Buffer your bottlenecks
Since the bottleneck is so critical, one of the things we want to do is make sure that it rarely (preferably never) runs out of work. You might wonder how a bottleneck can run dry, when, by definition, it is fed by a wider pipe? The thing to remember is that in our kanban system we're purposely limiting work-in-progress (WIP), and work items vary in size; so a couple of large items being processed upstream could end up temporarily starving the bottleneck.
The solution is to place a buffer in front of the bottleneck, as per the diagram below. In this example, the development team is the bottleneck so a buffer with a limit of 3 work items has been inserted immediately before it (the numbers at the top of the columns are the limits).

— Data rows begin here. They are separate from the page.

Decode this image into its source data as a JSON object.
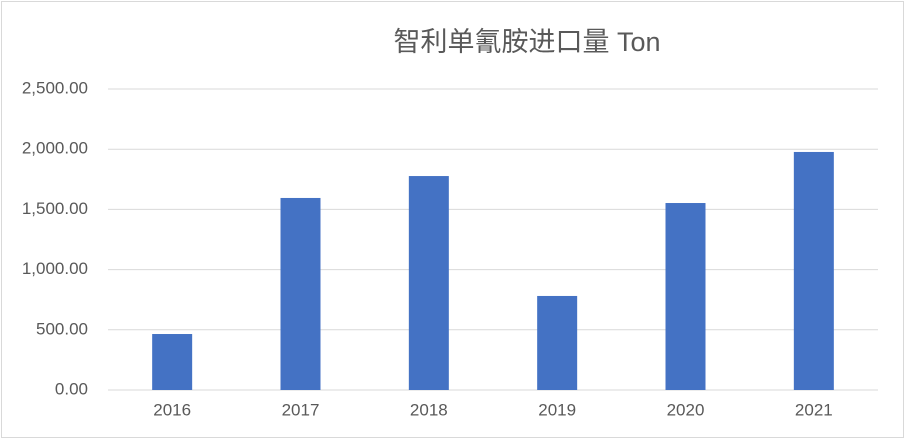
{
  "chart_data": {
    "type": "bar",
    "title": "智利单氰胺进口量 Ton",
    "categories": [
      "2016",
      "2017",
      "2018",
      "2019",
      "2020",
      "2021"
    ],
    "values": [
      465,
      1595,
      1777,
      781,
      1553,
      1977
    ],
    "color": "#4472c4",
    "ylim": [
      0,
      2500
    ],
    "yticks": [
      {
        "value": 0,
        "label": "0.00"
      },
      {
        "value": 500,
        "label": "500.00"
      },
      {
        "value": 1000,
        "label": "1,000.00"
      },
      {
        "value": 1500,
        "label": "1,500.00"
      },
      {
        "value": 2000,
        "label": "2,000.00"
      },
      {
        "value": 2500,
        "label": "2,500.00"
      }
    ],
    "grid": true
  }
}
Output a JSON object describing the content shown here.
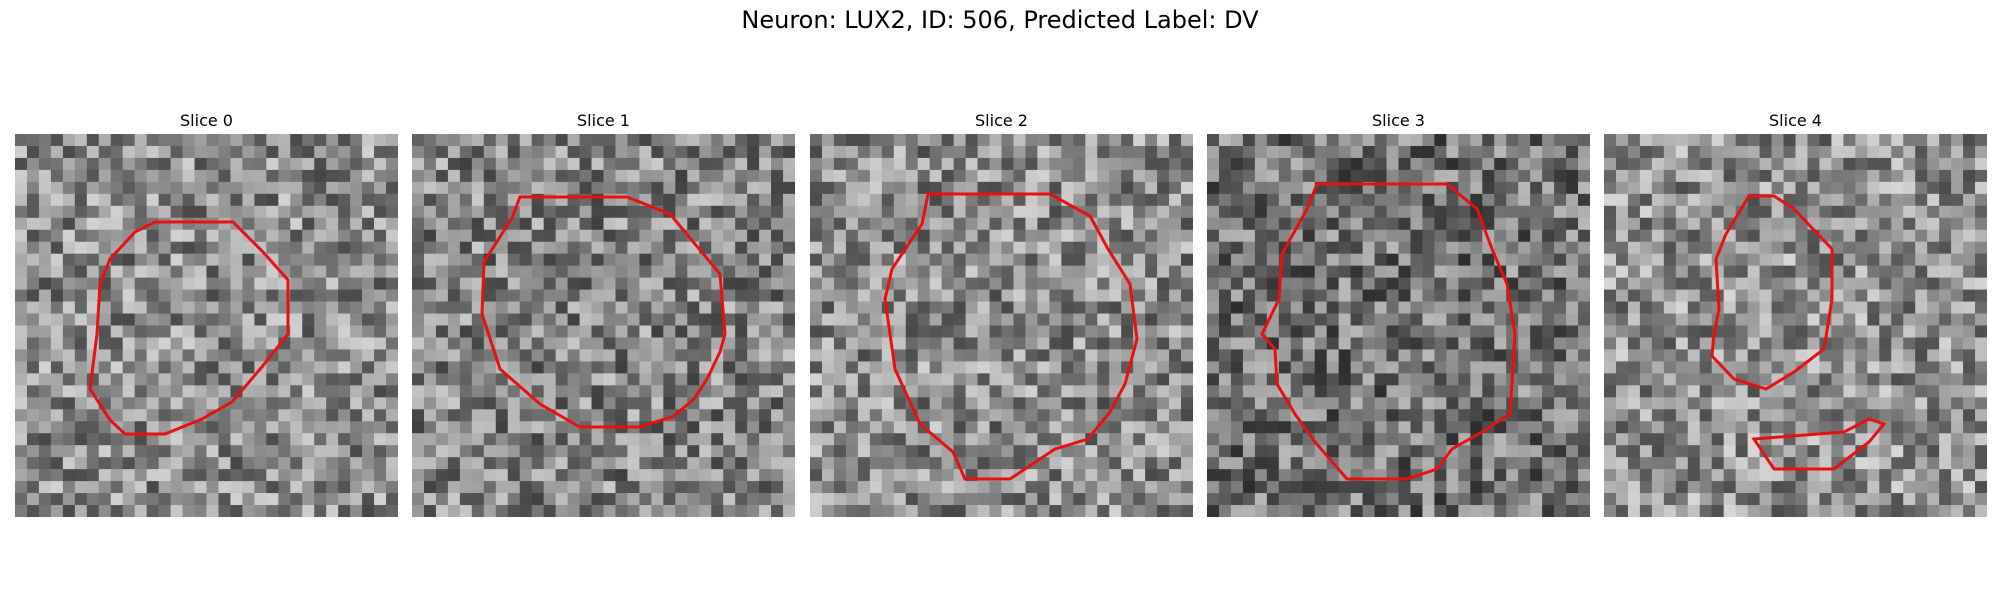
{
  "figure": {
    "title": "Neuron: LUX2, ID: 506, Predicted Label: DV",
    "contour_color": "#e81010",
    "panels": [
      {
        "label": "Slice 0",
        "tone": 0.55,
        "seed": 11
      },
      {
        "label": "Slice 1",
        "tone": 0.52,
        "seed": 23
      },
      {
        "label": "Slice 2",
        "tone": 0.55,
        "seed": 37
      },
      {
        "label": "Slice 3",
        "tone": 0.45,
        "seed": 41
      },
      {
        "label": "Slice 4",
        "tone": 0.57,
        "seed": 59
      }
    ]
  }
}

How do you size the buffer?
Each extra item of WIP carries a penalty in terms of lead time,
so start with a small number and adjust it up or down empirically. Another
thing you might consider is breaking up larger work items into smaller items, or the opposite –
bringing together several small items to form larger items. Reducing the variability in
size of the work items may allow you to reduce the size of the buffer.

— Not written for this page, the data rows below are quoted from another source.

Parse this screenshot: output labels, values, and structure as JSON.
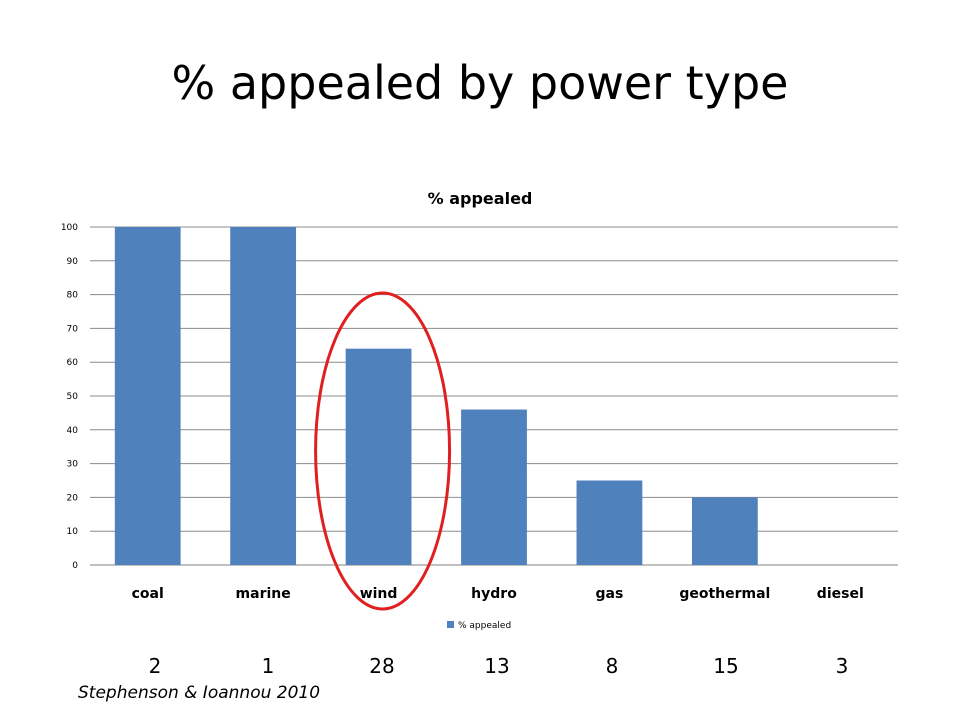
{
  "slide": {
    "title": "% appealed by power type",
    "counts": [
      "2",
      "1",
      "28",
      "13",
      "8",
      "15",
      "3"
    ],
    "citation": "Stephenson & Ioannou 2010"
  },
  "chart_data": {
    "type": "bar",
    "title": "% appealed",
    "categories": [
      "coal",
      "marine",
      "wind",
      "hydro",
      "gas",
      "geothermal",
      "diesel"
    ],
    "series": [
      {
        "name": "% appealed",
        "values": [
          100,
          100,
          64,
          46,
          25,
          20,
          0
        ]
      }
    ],
    "xlabel": "",
    "ylabel": "",
    "ylim": [
      0,
      100
    ],
    "yticks": [
      0,
      10,
      20,
      30,
      40,
      50,
      60,
      70,
      80,
      90,
      100
    ],
    "grid": true,
    "legend": "bottom",
    "bar_color": "#4f81bd",
    "annotation": {
      "shape": "ellipse",
      "color": "#e02020",
      "highlights": "wind"
    }
  }
}
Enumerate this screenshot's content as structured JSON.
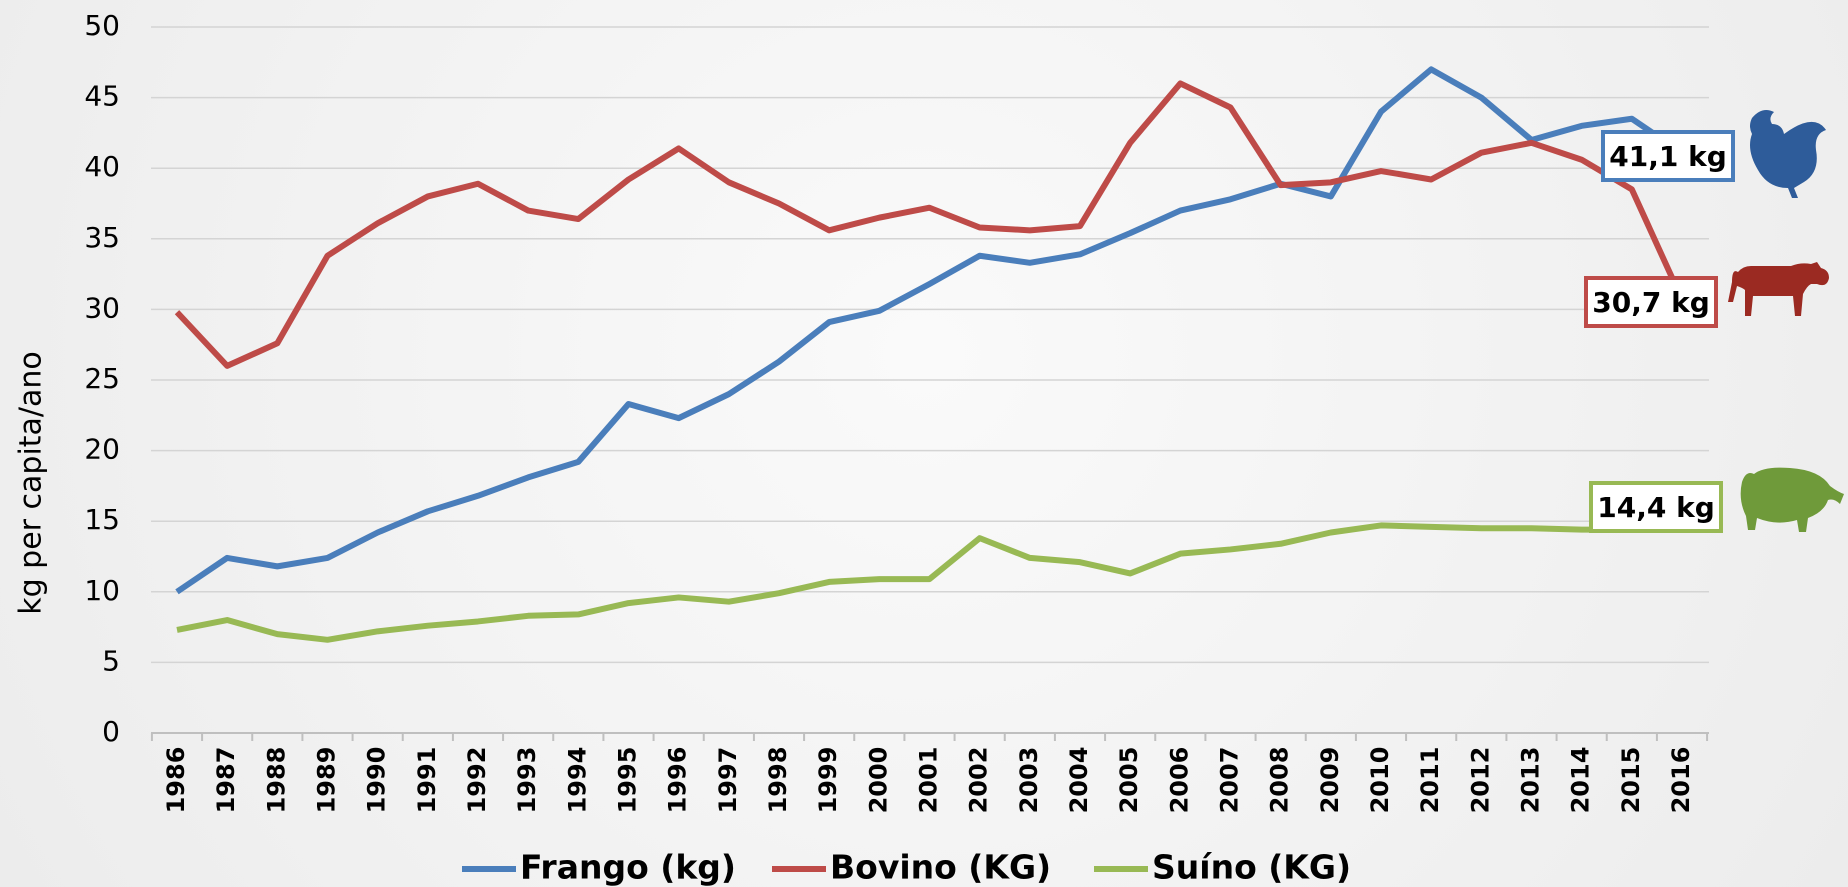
{
  "chart_data": {
    "type": "line",
    "y_label": "kg per capita/ano",
    "categories": [
      "1986",
      "1987",
      "1988",
      "1989",
      "1990",
      "1991",
      "1992",
      "1993",
      "1994",
      "1995",
      "1996",
      "1997",
      "1998",
      "1999",
      "2000",
      "2001",
      "2002",
      "2003",
      "2004",
      "2005",
      "2006",
      "2007",
      "2008",
      "2009",
      "2010",
      "2011",
      "2012",
      "2013",
      "2014",
      "2015",
      "2016"
    ],
    "series": [
      {
        "name": "Frango (kg)",
        "color": "#4a7ebb",
        "values": [
          10.0,
          12.4,
          11.8,
          12.4,
          14.2,
          15.7,
          16.8,
          18.1,
          19.2,
          23.3,
          22.3,
          24.0,
          26.3,
          29.1,
          29.9,
          31.8,
          33.8,
          33.3,
          33.9,
          35.4,
          37.0,
          37.8,
          38.9,
          38.0,
          44.0,
          47.0,
          45.0,
          42.0,
          43.0,
          43.5,
          41.1
        ]
      },
      {
        "name": "Bovino (KG)",
        "color": "#be4b48",
        "values": [
          29.8,
          26.0,
          27.6,
          33.8,
          36.1,
          38.0,
          38.9,
          37.0,
          36.4,
          39.2,
          41.4,
          39.0,
          37.5,
          35.6,
          36.5,
          37.2,
          35.8,
          35.6,
          35.9,
          41.8,
          46.0,
          44.3,
          38.8,
          39.0,
          39.8,
          39.2,
          41.1,
          41.8,
          40.6,
          38.5,
          30.7
        ]
      },
      {
        "name": "Suíno (KG)",
        "color": "#98b954",
        "values": [
          7.3,
          8.0,
          7.0,
          6.6,
          7.2,
          7.6,
          7.9,
          8.3,
          8.4,
          9.2,
          9.6,
          9.3,
          9.9,
          10.7,
          10.9,
          10.9,
          13.8,
          12.4,
          12.1,
          11.3,
          12.7,
          13.0,
          13.4,
          14.2,
          14.7,
          14.6,
          14.5,
          14.5,
          14.4,
          14.4,
          14.4
        ]
      }
    ],
    "annotations": [
      "41,1 kg",
      "30,7 kg",
      "14,4 kg"
    ],
    "ylim": [
      0,
      50
    ],
    "yticks": [
      0,
      5,
      10,
      15,
      20,
      25,
      30,
      35,
      40,
      45,
      50
    ],
    "grid": true,
    "legend": "bottom"
  }
}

How many buffers do we need?
Strictly speaking, at any point in time, there
can only be one bottleneck in the pipeline. However, when you have variation
– not just in terms of the size of work items, but in terms of the type of
work and the people involved –
the bottleneck may move from time to time.
After a while of running the kanban system you'll get a feel for where the
bottlenecks most commonly appear. Place your buffers appropriately.